Goedkeuring, voor het reces, in parlementaire commissie van nieuwe aanpassingen van de steunmaatregelen voor zelfstandigen
De Commissie Sociale Zaken van de Kamer heeft dinsdag gestemd over een wetgevend initiatief van David Clarinval de minister van Zelfstandigen en kmo’s, ondersteund door de parlementsleden uit de meerderheid, dat een aantal bepalingen ten gunste van zelfstandigen bevat. Het nieuwe crisis-overbruggingsrecht 2021 wordt goedgekeurd, het klassieke overbruggingsrecht wordt aangepast en de sociale verzekeringsfondsen zullen voorschotten kunnen ontvangen om hun opdrachten te kunnen blijven uitvoeren.
Allereerst werd het nieuwe crisis-overbruggingsrecht 2021 aangenomen. Voor meer details over deze maatregel kunt u het persbericht van 9 december jl. raadplegen.
Daarnaast wordt het klassieke overbruggingsrecht aangepast. Ter herinnering, dit systeem, te onderscheiden van de "crisis"-variant, bestaat sinds 2016 ter ondersteuning van zelfstandigen in geval van faillissement of stopzetting van de activiteiten. Sommige zelfstandigen zullen helaas hun toevlucht moeten nemen tot het faillissement of de definitieve stopzetting van hun activiteiten, ondanks de steun van de afgelopen maanden.

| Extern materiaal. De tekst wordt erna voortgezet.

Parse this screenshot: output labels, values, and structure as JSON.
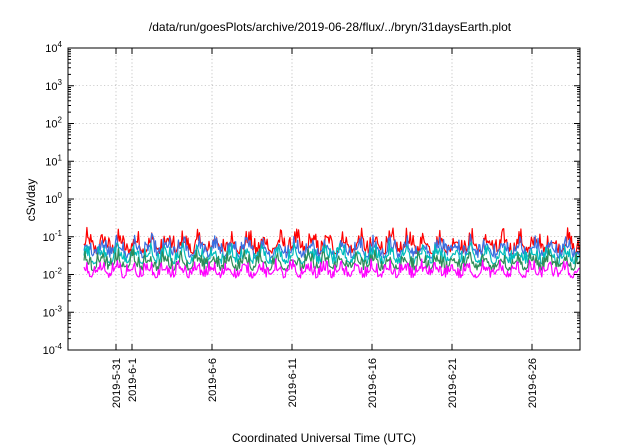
{
  "chart_data": {
    "type": "line",
    "title": "/data/run/goesPlots/archive/2019-06-28/flux/../bryn/31daysEarth.plot",
    "xlabel": "Coordinated Universal Time (UTC)",
    "ylabel": "cSv/day",
    "yscale": "log",
    "ylim": [
      0.0001,
      10000
    ],
    "xlim": [
      "2019-05-28",
      "2019-06-29"
    ],
    "grid": true,
    "y_ticks": [
      {
        "base": "10",
        "exp": "-4",
        "value": 0.0001
      },
      {
        "base": "10",
        "exp": "-3",
        "value": 0.001
      },
      {
        "base": "10",
        "exp": "-2",
        "value": 0.01
      },
      {
        "base": "10",
        "exp": "-1",
        "value": 0.1
      },
      {
        "base": "10",
        "exp": "0",
        "value": 1
      },
      {
        "base": "10",
        "exp": "1",
        "value": 10
      },
      {
        "base": "10",
        "exp": "2",
        "value": 100
      },
      {
        "base": "10",
        "exp": "3",
        "value": 1000
      },
      {
        "base": "10",
        "exp": "4",
        "value": 10000
      }
    ],
    "x_ticks": [
      {
        "label": "2019-5-31",
        "date": "2019-05-31"
      },
      {
        "label": "2019-6-1",
        "date": "2019-06-01"
      },
      {
        "label": "2019-6-6",
        "date": "2019-06-06"
      },
      {
        "label": "2019-6-11",
        "date": "2019-06-11"
      },
      {
        "label": "2019-6-16",
        "date": "2019-06-16"
      },
      {
        "label": "2019-6-21",
        "date": "2019-06-21"
      },
      {
        "label": "2019-6-26",
        "date": "2019-06-26"
      }
    ],
    "series": [
      {
        "color": "#ff0000",
        "base": 0.06,
        "amp": 0.3
      },
      {
        "color": "#3a6fe0",
        "base": 0.045,
        "amp": 0.28
      },
      {
        "color": "#00bcbc",
        "base": 0.03,
        "amp": 0.25
      },
      {
        "color": "#2e8b57",
        "base": 0.02,
        "amp": 0.25
      },
      {
        "color": "#ff00ff",
        "base": 0.012,
        "amp": 0.22
      }
    ]
  }
}
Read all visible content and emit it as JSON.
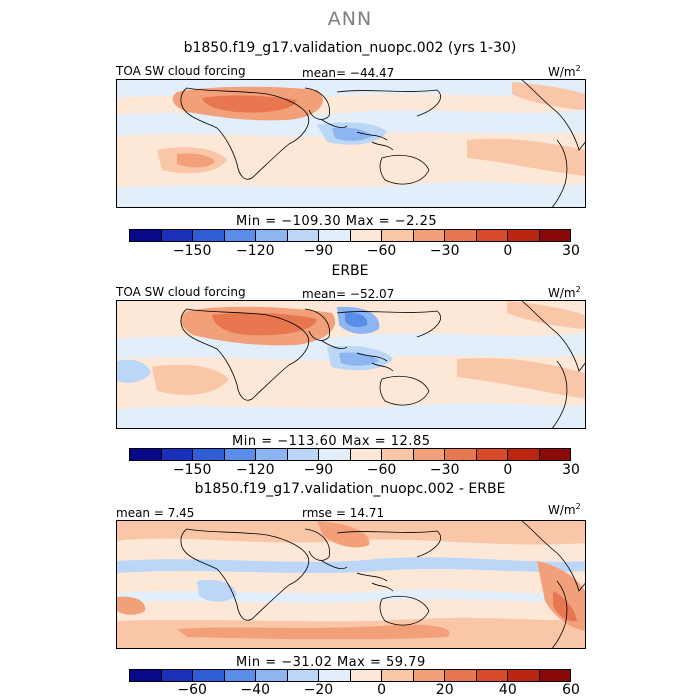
{
  "main_title": "ANN",
  "panels": [
    {
      "title": "b1850.f19_g17.validation_nuopc.002 (yrs 1-30)",
      "left_label": "TOA SW cloud forcing",
      "center_label": "mean= −44.47",
      "units": "W/m",
      "units_sup": "2",
      "min_max": "Min = −109.30 Max =  −2.25",
      "tick_labels": [
        "−150",
        "−120",
        "−90",
        "−60",
        "−30",
        "0",
        "30"
      ]
    },
    {
      "title": "ERBE",
      "left_label": "TOA SW cloud forcing",
      "center_label": "mean= −52.07",
      "units": "W/m",
      "units_sup": "2",
      "min_max": "Min = −113.60 Max =  12.85",
      "tick_labels": [
        "−150",
        "−120",
        "−90",
        "−60",
        "−30",
        "0",
        "30"
      ]
    },
    {
      "title": "b1850.f19_g17.validation_nuopc.002 - ERBE",
      "left_label": "mean =   7.45",
      "center_label": "rmse =  14.71",
      "units": "W/m",
      "units_sup": "2",
      "min_max": "Min = −31.02 Max =  59.79",
      "tick_labels": [
        "−60",
        "−40",
        "−20",
        "0",
        "20",
        "40",
        "60"
      ]
    }
  ],
  "colors": {
    "abs_scale": [
      "#08088a",
      "#1b30b8",
      "#2f5ed6",
      "#5a8de8",
      "#8db5f2",
      "#bcd6f8",
      "#e3eefb",
      "#fde8d8",
      "#f9c6a8",
      "#f2a07a",
      "#e8764f",
      "#d84a2a",
      "#bb2612",
      "#8a0a0a"
    ],
    "diff_scale": [
      "#08088a",
      "#1b30b8",
      "#2f5ed6",
      "#5a8de8",
      "#8db5f2",
      "#bcd6f8",
      "#e3eefb",
      "#fde8d8",
      "#f9c6a8",
      "#f2a07a",
      "#e8764f",
      "#d84a2a",
      "#bb2612",
      "#8a0a0a"
    ]
  }
}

In dit geval zal de betrokken zelfstandige moeten overstappen van een van de vormen van het crisis-overbruggingsrecht naar het klassieke overbruggingsrecht. Aangezien de toegang tot het klassieke overbruggingsrecht restrictiever is, was het noodzakelijk om de toegangsvoorwaarden tot deze hulp te versoepelen.

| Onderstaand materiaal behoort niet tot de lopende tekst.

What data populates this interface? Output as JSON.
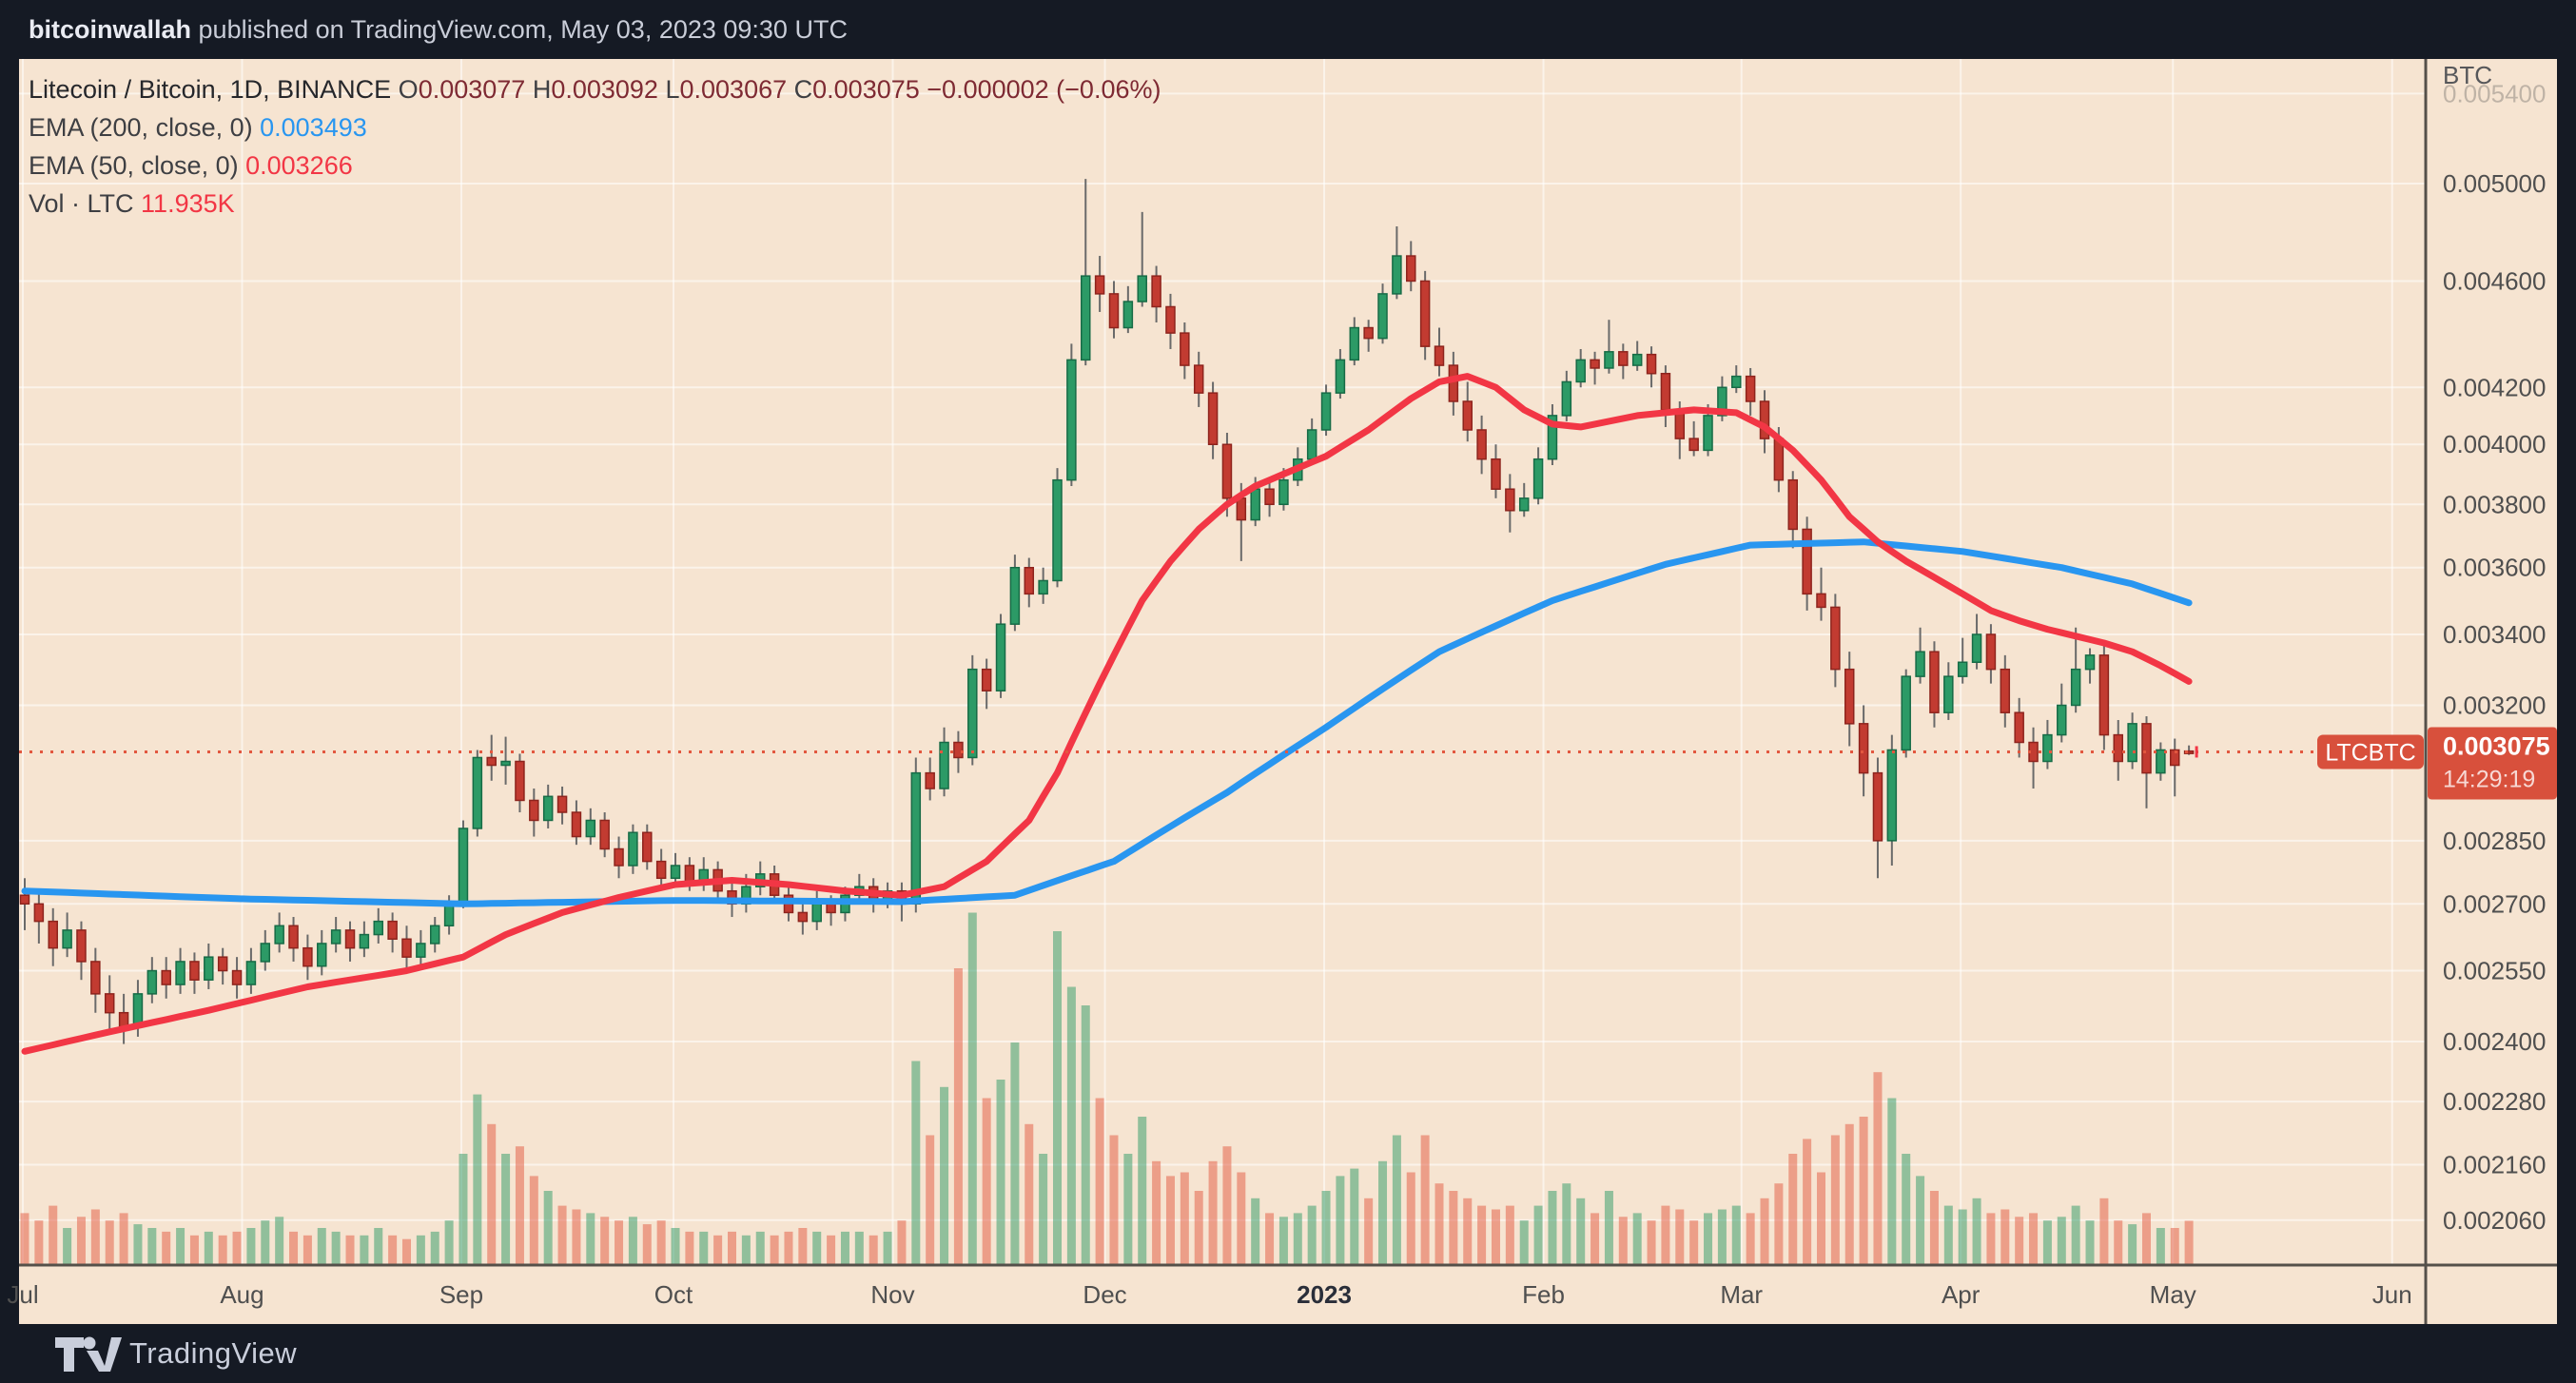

Daarom wordt het tijdelijk op drie punten aangepast:
- Ten eerste wordt de toegang voor starters vergemakkelijkt: zij hoeven slechts 2 kwartalen bijdragen te betalen om hierop recht te hebben, in tegenstelling tot 4 kwartalen voorheen.

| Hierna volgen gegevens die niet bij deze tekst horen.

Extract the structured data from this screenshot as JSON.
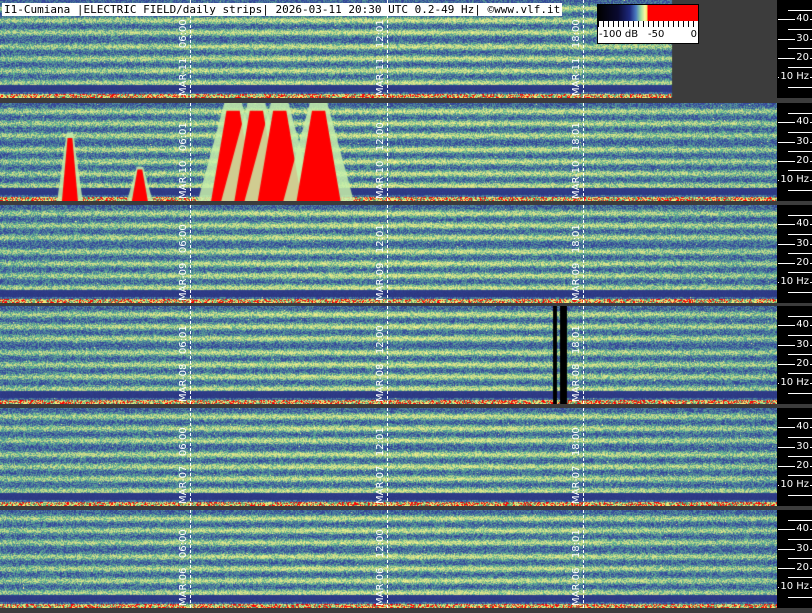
{
  "title": "I1-Cumiana |ELECTRIC FIELD/daily strips| 2026-03-11 20:30 UTC 0.2-49 Hz| ©www.vlf.it",
  "colorbar": {
    "labels": [
      "-100 dB",
      "-50",
      "0"
    ],
    "range_db": [
      -100,
      0
    ]
  },
  "chart_data": {
    "type": "heatmap",
    "title": "I1-Cumiana |ELECTRIC FIELD/daily strips| 2026-03-11 20:30 UTC 0.2-49 Hz| ©www.vlf.it",
    "y_range_hz": [
      0.2,
      49
    ],
    "y_ticks": [
      "40",
      "30",
      "20",
      "10 Hz"
    ],
    "y_tick_values": [
      40,
      30,
      20,
      10
    ],
    "colormap": "black-blue-green-yellow-red",
    "strips": [
      {
        "date": "MAR-11",
        "times": [
          "06:00",
          "12:01",
          "18:00"
        ],
        "complete_fraction": 0.86,
        "red_blobs": []
      },
      {
        "date": "MAR-10",
        "times": [
          "06:01",
          "12:00",
          "18:01"
        ],
        "complete_fraction": 1,
        "red_blobs": [
          [
            0.09,
            0.7
          ],
          [
            0.18,
            0.35
          ],
          [
            0.3,
            1
          ],
          [
            0.33,
            1
          ],
          [
            0.36,
            1
          ],
          [
            0.41,
            1
          ]
        ]
      },
      {
        "date": "MAR-09",
        "times": [
          "06:00",
          "12:01",
          "18:01"
        ],
        "complete_fraction": 1,
        "red_blobs": []
      },
      {
        "date": "MAR-08",
        "times": [
          "06:01",
          "12:00",
          "18:01"
        ],
        "complete_fraction": 1,
        "red_blobs": []
      },
      {
        "date": "MAR-07",
        "times": [
          "06:00",
          "12:01",
          "18:00"
        ],
        "complete_fraction": 1,
        "red_blobs": []
      },
      {
        "date": "MAR-06",
        "times": [
          "06:00",
          "12:00",
          "18:01"
        ],
        "complete_fraction": 1,
        "red_blobs": []
      }
    ],
    "colors": {
      "background": "#3c3c3c",
      "axis_panel": "#000000",
      "saturated": "#ff0000"
    }
  }
}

- Ten tweede zullen zelfstandigen het overbruggingsrecht kunnen combineren met een ander vervangingsinkomen, wat voorheen niet mogelijk was. Op deze combinatie staat wel een maximumbedrag ter hoogte van de bedragen die in het overbruggingsrecht zijn voorzien. Concreet betekent dit dat als het bedrag van hun vervangingsinkomen (OCMW, arbeidsongeschiktheid, enz.) lager is dan het bedrag van het overbruggingsrecht, dit laatste tussenbeide zal komen om de kloof te overbruggen.
- Ten slotte zullen de periodes die door het overbruggingsrecht worden gedekt, in aanmerking worden genomen bij de berekening van het pensioen. Zo zal bijvoorbeeld een zelfstandige die in februari 2021 failliet gaat en dus het overbruggingsrecht voor het 2e, 3e en 4e kwartaal van 2021 en het 1e kwartaal van 2022 krijgt, voor de berekening van zijn pensioen, gedekt zijn tot eind maart 2022.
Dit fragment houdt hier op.